Sanctionner les vols de masques: par ailleurs, Olivier Véran a déploré « le vol de masques par milliers ». Ces individus inqualifiables doivent être mis sous les barreaux et condamnés avec la plus grande sévérité. 

-Faire appliquer les consignes de l’OMS en matière de dépistage : le directeur général de l’OMS a tenu une conférence de presse le 16 mars dernier et préconise un dépistage massif (« encore une fois, notre message clé est : testez ! Testez ! Testez ! »). La priorité est de tester le personnel de santé et les forces de l’ordre(et pas uniquement ceux qui présentent des symptômes)car ils sont les premiers en ligne face à cette épidémie. Environ 5 000 policiers seraient aujourd’hui sous le coup de mesures de confinement. S’ils étaient testés systématiquement, ceux qui sont négatifs pourraient être sur le terrain. La France a un retard considérable en nombre de tests : selon Olivier Véran, la France fait désormais quelque 5000 tests par jour. La semaine dernière, le Royaume-Uni en faisait 10 000 par jour et va passer à 20 000. L’Allemagne en fait 20 000 par jour. L’Italie en fait 25 000 par jour depuis le 20 mars. Nous avons 15 jours de retard sur l’Italie pour le nombre de tests.

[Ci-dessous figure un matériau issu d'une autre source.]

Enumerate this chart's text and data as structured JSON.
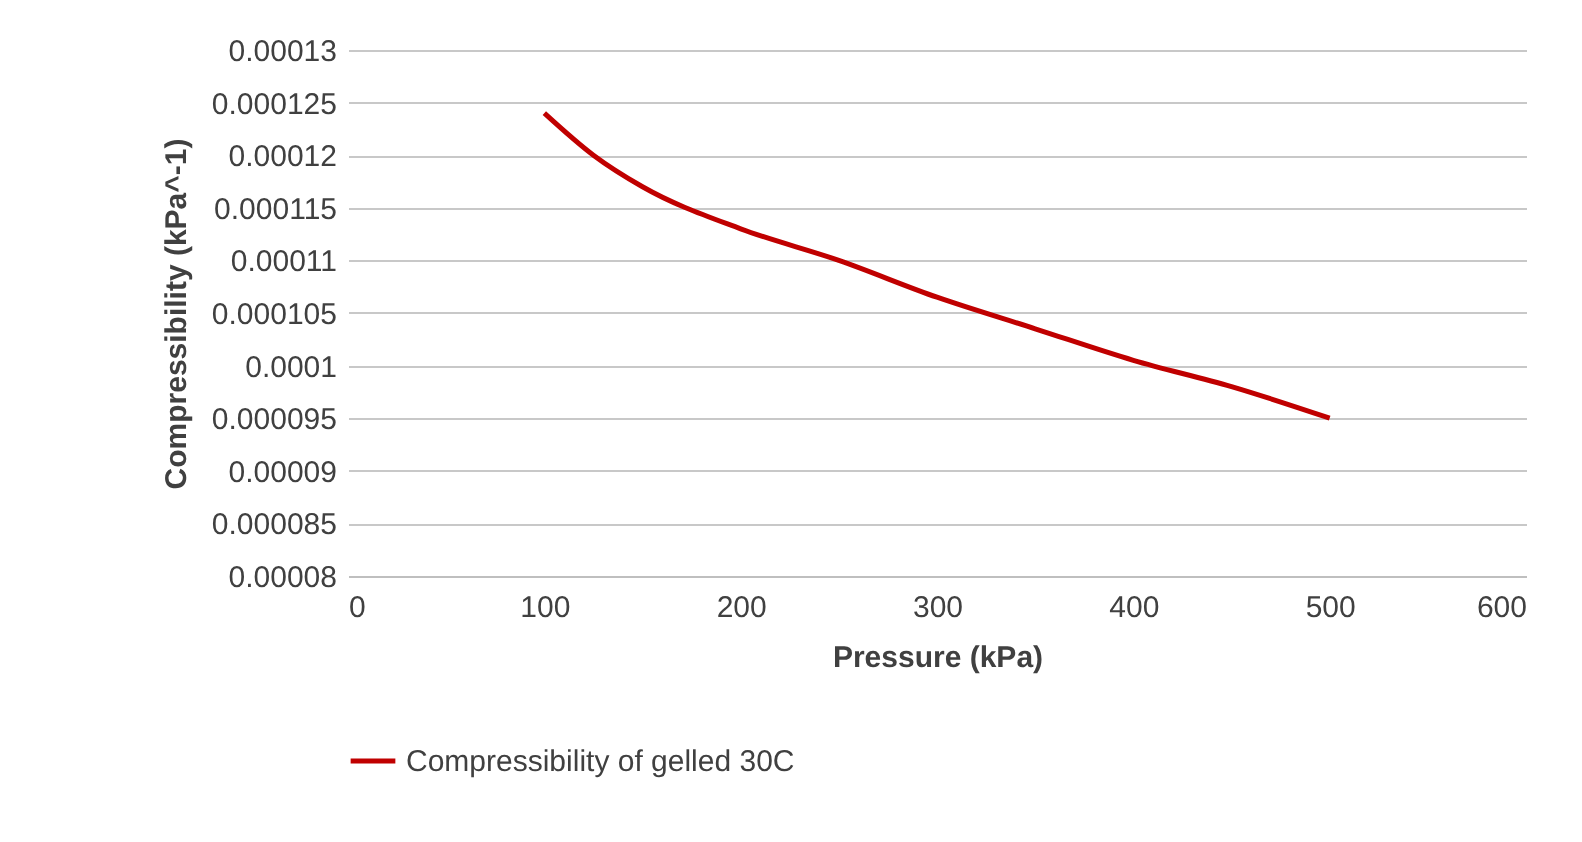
{
  "chart_data": {
    "type": "line",
    "xlabel": "Pressure (kPa)",
    "ylabel": "Compressibility (kPa^-1)",
    "x": [
      100,
      125,
      150,
      200,
      250,
      300,
      350,
      400,
      450,
      500
    ],
    "series": [
      {
        "name": "Compressibility of gelled 30C",
        "color": "#c00000",
        "values": [
          0.000124,
          0.00012,
          0.000117,
          0.000113,
          0.00011,
          0.0001065,
          0.0001035,
          0.0001005,
          9.8e-05,
          9.5e-05
        ]
      }
    ],
    "xlim": [
      0,
      600
    ],
    "xticks": [
      0,
      100,
      200,
      300,
      400,
      500,
      600
    ],
    "ylim": [
      8e-05,
      0.00013
    ],
    "yticks": [
      {
        "value": 8e-05,
        "label": "0.00008"
      },
      {
        "value": 8.5e-05,
        "label": "0.000085"
      },
      {
        "value": 9e-05,
        "label": "0.00009"
      },
      {
        "value": 9.5e-05,
        "label": "0.000095"
      },
      0.0001,
      0.000105,
      0.00011,
      0.000115,
      0.00012,
      0.000125,
      0.00013
    ],
    "grid": "y",
    "legend": "bottom",
    "marker": "none",
    "line_style": "solid"
  }
}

-Pallier le manque de respirateurs artificiels : alors que la France fait face à une intensification de l’épidémie, nous manquons de respirateurs artificiels dans les hôpitaux. Le gouvernement a lancé un état des lieux du nombre de respirateurs disponibles, sans que des données précises ne soients pour l’instant disponibles. En Italie, c’est le principal problème et la raison qui oblige les soignants à trier les patients dans un état grave. Évidemment l’ensemble des hôpitaux privés doivent être mobilisés pour faire face à l’augmentation du nombre de patients ayant des difficultés respiratoires.

-Clarifier les secteurs économiques indispensables au fonctionnement du pays qui seuls doivent rester en activité(hors télétravail) et ceux qui doivent s’arrêter et ouvrir les droits au chômage partiel pour leurs salariés. 

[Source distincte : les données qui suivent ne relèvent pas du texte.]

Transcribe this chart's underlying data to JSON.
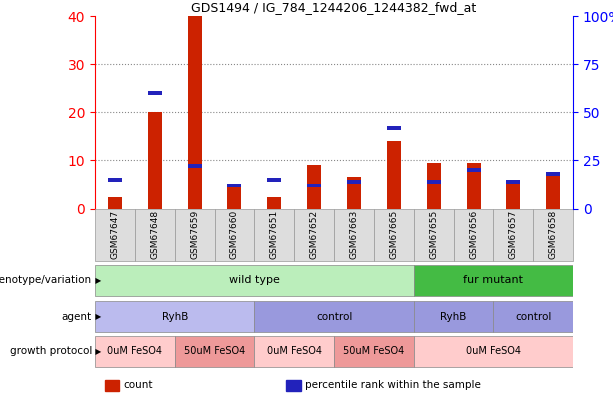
{
  "title": "GDS1494 / IG_784_1244206_1244382_fwd_at",
  "samples": [
    "GSM67647",
    "GSM67648",
    "GSM67659",
    "GSM67660",
    "GSM67651",
    "GSM67652",
    "GSM67663",
    "GSM67665",
    "GSM67655",
    "GSM67656",
    "GSM67657",
    "GSM67658"
  ],
  "count_values": [
    2.5,
    20.0,
    40.0,
    4.5,
    2.5,
    9.0,
    6.5,
    14.0,
    9.5,
    9.5,
    5.5,
    7.0
  ],
  "percentile_values_pct": [
    15.0,
    60.0,
    22.0,
    12.0,
    15.0,
    12.0,
    14.0,
    42.0,
    14.0,
    20.0,
    14.0,
    18.0
  ],
  "ylim_left": [
    0,
    40
  ],
  "ylim_right": [
    0,
    100
  ],
  "yticks_left": [
    0,
    10,
    20,
    30,
    40
  ],
  "yticks_right": [
    0,
    25,
    50,
    75,
    100
  ],
  "count_color": "#cc2200",
  "percentile_color": "#2222bb",
  "grid_color": "#888888",
  "row_genotype_labels": [
    {
      "label": "wild type",
      "start": 0,
      "end": 8,
      "color": "#bbeebb"
    },
    {
      "label": "fur mutant",
      "start": 8,
      "end": 12,
      "color": "#44bb44"
    }
  ],
  "row_agent_labels": [
    {
      "label": "RyhB",
      "start": 0,
      "end": 4,
      "color": "#bbbbee"
    },
    {
      "label": "control",
      "start": 4,
      "end": 8,
      "color": "#9999dd"
    },
    {
      "label": "RyhB",
      "start": 8,
      "end": 10,
      "color": "#9999dd"
    },
    {
      "label": "control",
      "start": 10,
      "end": 12,
      "color": "#9999dd"
    }
  ],
  "row_growth_labels": [
    {
      "label": "0uM FeSO4",
      "start": 0,
      "end": 2,
      "color": "#ffcccc"
    },
    {
      "label": "50uM FeSO4",
      "start": 2,
      "end": 4,
      "color": "#ee9999"
    },
    {
      "label": "0uM FeSO4",
      "start": 4,
      "end": 6,
      "color": "#ffcccc"
    },
    {
      "label": "50uM FeSO4",
      "start": 6,
      "end": 8,
      "color": "#ee9999"
    },
    {
      "label": "0uM FeSO4",
      "start": 8,
      "end": 12,
      "color": "#ffcccc"
    }
  ],
  "row_labels": [
    "genotype/variation",
    "agent",
    "growth protocol"
  ],
  "legend_items": [
    {
      "label": "count",
      "color": "#cc2200"
    },
    {
      "label": "percentile rank within the sample",
      "color": "#2222bb"
    }
  ]
}
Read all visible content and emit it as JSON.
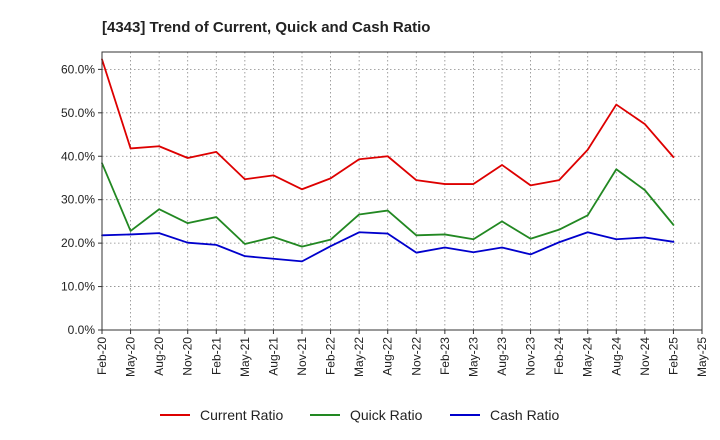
{
  "chart_data": {
    "type": "line",
    "title": "[4343]  Trend of Current, Quick and Cash Ratio",
    "xlabel": "",
    "ylabel": "",
    "ylim": [
      0,
      64
    ],
    "yticks": [
      0,
      10,
      20,
      30,
      40,
      50,
      60
    ],
    "ytick_labels": [
      "0.0%",
      "10.0%",
      "20.0%",
      "30.0%",
      "40.0%",
      "50.0%",
      "60.0%"
    ],
    "grid": true,
    "legend_position": "bottom",
    "x": [
      "Feb-20",
      "May-20",
      "Aug-20",
      "Nov-20",
      "Feb-21",
      "May-21",
      "Aug-21",
      "Nov-21",
      "Feb-22",
      "May-22",
      "Aug-22",
      "Nov-22",
      "Feb-23",
      "May-23",
      "Aug-23",
      "Nov-23",
      "Feb-24",
      "May-24",
      "Aug-24",
      "Nov-24",
      "Feb-25",
      "May-25"
    ],
    "series": [
      {
        "name": "Current Ratio",
        "color": "#dd0000",
        "values": [
          62.3,
          41.8,
          42.3,
          39.6,
          41.0,
          34.7,
          35.6,
          32.4,
          34.9,
          39.3,
          40.0,
          34.5,
          33.6,
          33.6,
          38.0,
          33.3,
          34.5,
          41.5,
          51.9,
          47.4,
          39.8,
          null
        ]
      },
      {
        "name": "Quick Ratio",
        "color": "#228822",
        "values": [
          38.4,
          22.8,
          27.8,
          24.6,
          26.0,
          19.8,
          21.4,
          19.2,
          20.8,
          26.6,
          27.5,
          21.8,
          22.0,
          20.9,
          25.0,
          21.0,
          23.1,
          26.4,
          37.0,
          32.2,
          24.2,
          null
        ]
      },
      {
        "name": "Cash Ratio",
        "color": "#0000cc",
        "values": [
          21.8,
          22.0,
          22.3,
          20.1,
          19.6,
          17.0,
          16.4,
          15.8,
          19.3,
          22.5,
          22.2,
          17.8,
          19.0,
          17.9,
          19.0,
          17.4,
          20.2,
          22.5,
          20.9,
          21.3,
          20.3,
          null
        ]
      }
    ]
  }
}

-Renforcer immédiatement les contrôles aux frontières: tous les jours, des ressortissants étrangers venant de pays n’ayant pas adopté de mesures de confinement entrent sur le territoire national. C’est inacceptable. Le gouvernement a absurdement prétendu pendant des semaines que « le virus n’a pas de passeport » alors que c’est évidemment la circulation des individus qui accélère la propagation du virus.

-S’opposer à la libération des criminels et des délinquants: en libérant des délinquants ou des criminels aujourd’hui en détention provisoire ou en fin de peine, on menace la sécurité des Français et on risque de donner encore plus de travail à nos forces de l’ordre déjà plus sollicitées que jamais. Les lieux de privation de libertés doivent faire l’objet d’une particulière attention avec des mesures de sécurité renforcée pour éviter les violences. Pour empêcher la propagation du virus (5 détenus contaminés ont été détectés), tous les détenus doivent faire l’objet d’un test.

-Créer un régime d’assurance de type « catastrophe sanitaire » pour faire face aux épidémies de grande ampleur et mettre à contribution les assurances. Les Républicains ont déposé une proposition de loi dans ce sens et ont invité le Premier ministre, à travers une lettre à engager cette réflexion et à y associer notre famille politique. 

-Prévoir l’intervention de l’État sur les loyers des professionnels et des entreprisespar la création d’un crédit d’impôt (sur les revenus locatifs) à hauteur du coût actuariel du décalage de paiement accordé / imposé, à un taux attractif. 

-Abaisser le seuil permettant aux entreprises d’accéder au fonds de solidaritéde 70% à 50% de la perte de leur chiffre d’affaire afin de permettre à un maximum d’acteurs économiques de rester à flot pendant la pandémie.